Все отступило. Само отлилось в сквозящий только утратой кладбищенский керамический медальон. Фотографии сохранились в их доме, хоть никто не хранит. Скорее, уж прячутся от них поодиночке мать и сын.
Роднят страхи — и тот, тянущий на дно в прошлое.
Она презирает свои отражения, но делает это как бы напоказ, и с показным же равнодушием соглашается узнавать себя прежнюю, будто в поблекших снимках со временем вышло наружу что-то малопривлекательное. Для него это все, чего больше не существует. Но и что-то, чего не хочет касаться. Семья, в которой родился. Вот и вся история ее пребывания на земле, такой бы досталась и его детям… Только он терпеть не может рассказов своей матери, помнящей, каким был ее сын, когда она его растила… Когда не умел ходить, говорить, усаживался на горшок по ее, а не своему желанию… И больше ничего не помнить. Любить как будто именно калеку. Кажется, такой устраивал бы ее больше. Поэтому он чувствует что-то калечащее в материнской любви… Любовь к женщине, давшей ему жизнь, вся была обидой — и ожиданием прощения. Поэтому он сам так и не научился прощать? Только сердце выросло, тяжелое — сочное кровью яблоко, плод всех познаний. Он чувствует, что время его калечит, продлевая прошлое, — есть в этом что-то механическое, бездушное, поэтому и он такой бездушный.

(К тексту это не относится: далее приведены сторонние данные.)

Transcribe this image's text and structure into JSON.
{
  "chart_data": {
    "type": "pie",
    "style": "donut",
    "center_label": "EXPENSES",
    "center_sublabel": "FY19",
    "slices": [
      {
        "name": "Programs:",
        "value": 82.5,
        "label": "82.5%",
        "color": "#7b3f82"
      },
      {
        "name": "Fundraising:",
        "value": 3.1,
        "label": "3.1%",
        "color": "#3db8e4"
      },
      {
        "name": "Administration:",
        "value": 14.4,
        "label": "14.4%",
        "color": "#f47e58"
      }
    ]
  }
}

Когда вспоминал, какой она была, его мать, оживал один и тот же эпизод. В своей немоте он прокручивался на его глазах много лет… На кухне горит газовая конфорка. Копить, запасать не умея или не желая, когда оказывалось, что в доме не осталось спичек, мама прикуривала от нее же, рискуя опалить челку. Но только вспыхнув от последней спички, спасительная голубая звездочка не могла погаснуть, оставалась гореть и гореть: одалживала огонек, а зимой, бывало, тепло. Конфорка работала с ровным застывшим гулом, будто вечный двигатель.